- Sire: What Luck
- Grandsire: Bold Ruler
- Dam: Detente
- Damsire: Dark Ruler
- Sex: Mare
- Foaled: 1979
- Country: United States
- Colour: Bay
- Breeder: C. Thomas Fuller
- Owner: Richard Ransom Envoy Stable (Richard Ransom & Stephen D. Peskoff)
- Trainer: 1) William Carelli (1981) 2) Flint S. Schulhofer (1982) 3) Mitchell C. Preger (1983)
- Record: 23: 14-4-3
- Earnings: US$489,583

Major wins
- Martha Washington Stakes (1982) Duchess Stakes (1982) Molly Pitcher Handicap (1983) Maskette Stakes (1983) Ballerina Stakes (1983)

Awards
- American Champion Older Female Horse (1983)

= Ambassador of Luck =

American-bred Thoroughbred racehorse

Ambassador of Luck (1979–1994) was an American Thoroughbred racehorse who was voted the 1983 American Champion Older Female Horse.

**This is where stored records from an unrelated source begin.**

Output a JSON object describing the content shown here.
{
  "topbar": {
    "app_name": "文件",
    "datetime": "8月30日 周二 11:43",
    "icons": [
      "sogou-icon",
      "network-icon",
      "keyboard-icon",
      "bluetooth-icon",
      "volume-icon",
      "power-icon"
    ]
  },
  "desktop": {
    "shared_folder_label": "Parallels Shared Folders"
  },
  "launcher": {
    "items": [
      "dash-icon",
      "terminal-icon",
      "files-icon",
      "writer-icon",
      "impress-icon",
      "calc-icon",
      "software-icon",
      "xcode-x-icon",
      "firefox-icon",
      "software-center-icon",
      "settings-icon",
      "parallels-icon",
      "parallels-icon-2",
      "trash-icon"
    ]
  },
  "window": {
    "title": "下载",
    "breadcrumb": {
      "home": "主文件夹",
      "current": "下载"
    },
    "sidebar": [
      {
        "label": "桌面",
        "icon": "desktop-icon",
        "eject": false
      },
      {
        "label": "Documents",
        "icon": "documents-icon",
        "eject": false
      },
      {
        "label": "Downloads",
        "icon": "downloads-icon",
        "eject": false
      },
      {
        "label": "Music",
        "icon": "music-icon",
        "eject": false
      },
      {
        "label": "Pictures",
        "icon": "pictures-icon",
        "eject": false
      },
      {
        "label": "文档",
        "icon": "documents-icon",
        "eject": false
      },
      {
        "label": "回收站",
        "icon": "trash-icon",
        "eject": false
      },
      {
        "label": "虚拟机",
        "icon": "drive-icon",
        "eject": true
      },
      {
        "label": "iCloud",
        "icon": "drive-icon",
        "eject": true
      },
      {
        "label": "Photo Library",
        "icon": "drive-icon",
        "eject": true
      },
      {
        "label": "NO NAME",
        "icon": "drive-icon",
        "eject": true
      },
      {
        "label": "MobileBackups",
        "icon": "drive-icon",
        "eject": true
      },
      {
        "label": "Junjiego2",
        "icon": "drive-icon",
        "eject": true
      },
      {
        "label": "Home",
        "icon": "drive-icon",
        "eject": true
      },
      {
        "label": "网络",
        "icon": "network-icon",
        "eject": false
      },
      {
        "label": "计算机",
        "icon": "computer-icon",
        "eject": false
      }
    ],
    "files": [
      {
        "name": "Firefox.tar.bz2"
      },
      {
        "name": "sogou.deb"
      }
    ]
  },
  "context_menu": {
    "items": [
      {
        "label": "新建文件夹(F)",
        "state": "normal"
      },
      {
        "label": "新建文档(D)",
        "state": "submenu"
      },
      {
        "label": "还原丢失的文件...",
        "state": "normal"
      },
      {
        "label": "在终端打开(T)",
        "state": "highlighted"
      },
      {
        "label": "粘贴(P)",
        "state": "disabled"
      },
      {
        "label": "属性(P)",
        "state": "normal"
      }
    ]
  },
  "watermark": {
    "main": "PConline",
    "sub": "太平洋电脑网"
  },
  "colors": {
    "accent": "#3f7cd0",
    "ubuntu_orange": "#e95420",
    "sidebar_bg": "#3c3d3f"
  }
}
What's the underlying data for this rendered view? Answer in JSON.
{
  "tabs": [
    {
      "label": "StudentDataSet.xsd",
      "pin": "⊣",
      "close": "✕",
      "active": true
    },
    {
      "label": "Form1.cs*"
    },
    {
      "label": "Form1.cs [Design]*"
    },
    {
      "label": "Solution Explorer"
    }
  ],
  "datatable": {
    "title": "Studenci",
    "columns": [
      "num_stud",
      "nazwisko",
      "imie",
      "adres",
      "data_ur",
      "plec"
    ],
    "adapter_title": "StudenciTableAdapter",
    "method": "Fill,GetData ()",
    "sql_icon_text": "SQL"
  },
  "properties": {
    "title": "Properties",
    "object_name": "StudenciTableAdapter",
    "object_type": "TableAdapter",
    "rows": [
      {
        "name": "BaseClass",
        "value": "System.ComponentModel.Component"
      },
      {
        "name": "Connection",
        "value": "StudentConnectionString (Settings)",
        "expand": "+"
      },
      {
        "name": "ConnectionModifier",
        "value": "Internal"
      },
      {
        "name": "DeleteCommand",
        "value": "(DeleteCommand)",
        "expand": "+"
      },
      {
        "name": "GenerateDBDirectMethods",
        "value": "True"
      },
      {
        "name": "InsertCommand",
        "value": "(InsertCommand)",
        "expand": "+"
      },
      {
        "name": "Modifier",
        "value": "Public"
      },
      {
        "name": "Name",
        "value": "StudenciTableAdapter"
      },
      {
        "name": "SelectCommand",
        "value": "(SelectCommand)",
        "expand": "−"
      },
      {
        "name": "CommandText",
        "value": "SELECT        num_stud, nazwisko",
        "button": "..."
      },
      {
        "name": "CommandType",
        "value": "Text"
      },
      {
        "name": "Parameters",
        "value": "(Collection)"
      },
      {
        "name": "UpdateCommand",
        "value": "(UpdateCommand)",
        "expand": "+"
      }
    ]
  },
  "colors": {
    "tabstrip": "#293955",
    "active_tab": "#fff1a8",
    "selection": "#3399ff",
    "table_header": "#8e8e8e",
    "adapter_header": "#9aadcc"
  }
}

In her Championship season, she broke the stakes record in winning the Molly Pitcher Handicap at Monmouth Park Racetrack and equalled the stakes record when she won the Ballerina Stakes at Saratoga Race Course.

When her racing career was over Ambassador of Luck served as a broodmare, producing eight foals. One of her colts, Alydavid, sold as a weanling for $400,000. Ambassador of Luck died on February 9, 1994, as a result of foaling complications.